Options of regulator parts that are suitable (inexpensive and with low dropout voltage of under 200mV at around 400-500 mA current) include the following: TPS73633, TPS73733, TPS79533, TPS79633, LD39080DT33, LD39150PT33, MIC5353-3.3, ADP124ARHZ-3.3
Efficiency will be close to or over 90% for most of battery voltage range.
Probably 80%+ of battery capacity will be available and leaving some capacity in the battery will add usefully to battery cycle life as LiPo and LiIon batteries "wear out less" if Vbattery does not drop too low.
A buck regulator could get better efficiencies if extremely carefully designed but in many cases will not.
TPS72633 datasheet - fixed 3.3V out, <= 5.5V in. Well under 100 mV dropout at 400 mA across temperature range. About $US2.55/1 at Digikey, falls with volume.
TPS737xx datasheet up to 1A with 130 mV dropout typical at 1A.

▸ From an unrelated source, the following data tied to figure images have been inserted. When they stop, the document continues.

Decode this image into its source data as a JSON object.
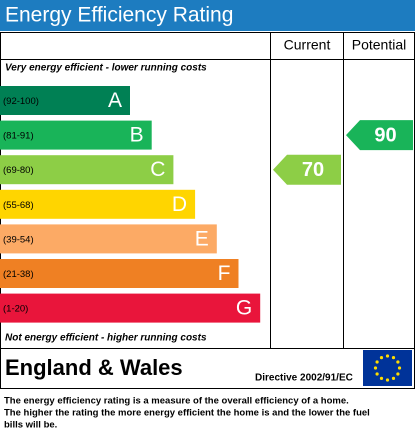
{
  "chart_data": {
    "type": "epc",
    "title": "Energy Efficiency Rating",
    "columns": [
      "Current",
      "Potential"
    ],
    "top_note": "Very energy efficient - lower running costs",
    "bottom_note": "Not energy efficient - higher running costs",
    "bands": [
      {
        "range": "(92-100)",
        "letter": "A",
        "color": "#008054"
      },
      {
        "range": "(81-91)",
        "letter": "B",
        "color": "#19b459"
      },
      {
        "range": "(69-80)",
        "letter": "C",
        "color": "#8dce46"
      },
      {
        "range": "(55-68)",
        "letter": "D",
        "color": "#ffd500"
      },
      {
        "range": "(39-54)",
        "letter": "E",
        "color": "#fcaa65"
      },
      {
        "range": "(21-38)",
        "letter": "F",
        "color": "#ef8023"
      },
      {
        "range": "(1-20)",
        "letter": "G",
        "color": "#e9153b"
      }
    ],
    "current": 70,
    "potential": 90,
    "region": "England & Wales",
    "directive": "Directive 2002/91/EC",
    "footer": [
      "The energy efficiency rating is a measure of the overall efficiency of a home.",
      "The higher the rating the more energy efficient the home is and the lower the fuel",
      "bills will be."
    ]
  }
}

LD39080... datasheet 800 mA, dropout OK.
You say load is 400 mA peak over short periods but <= 5 mA for 95% of the the time. You do not say what battery capacity you wish to use, but let's assume 1000 mAh capacity - not a very large battery physically and common in cellphones etc.
If 3.3V is wanted then a regulator with Vin >= 3.4V is easily achieved and 3.5V in even more so.
So what % of battery capacity do we get at 0.4 C at room temperatures? Based on the graphs below - probably over 75% at 400 mA and close to 100% at 5 mA for a 1000 mAh battery. See below.
For Vout = 3.3V and 90% efficiency, Vin = 3.3 x 100%/90% = 3.666 = 3.7V. So up to 3.7V a linear reguator gives >= 90% - which it is possible to exceed with a buck converter, but only with great care. Even at Vin = 4.0V, efficiency = 3.3/4 = 82.5%, and it does not take long for Vin to fall below this, so in most cases efficiency of a linear regulator will be close to or above 90%, while using the majority of the battery capacity.
While I feel D Pollit's figure of 3.7V for Vbattery_min is too high in this case, using a figure of 3.5V or 3.4V will provide the large majority of battery capacity and will usefully prolong battery cycle life.
Capacity as a factor of temperature and load: 400 mA = 0.4C.
The left hand graph below from a Sanyo LiPo datasheet which was originally quoted. At 0.5C discharge the voltage drops below 3.5V at about 2400 mAh or 2400/2700 = 88% of nominal capacity of 2700 mAh.
The right hand graph shows discharge at a current of C/1 (~= 2700 mA) at various temperatures. At a temperature of 0 C (0 degrees Celsius) the voltage drops below 3.5V at about 1400 mAh, but at 25 C it's about 2400 mAh (as per left hand graph) so as temperature drops we can expect a substantial drop in capacity, but down to say 10 C you'd expect 2000 mAh or more. That's at C/1 discharge, the 400 mA = 0.4C in this example, and the 95% discharge rate of 5 mA will probably give close to full nominal capacity.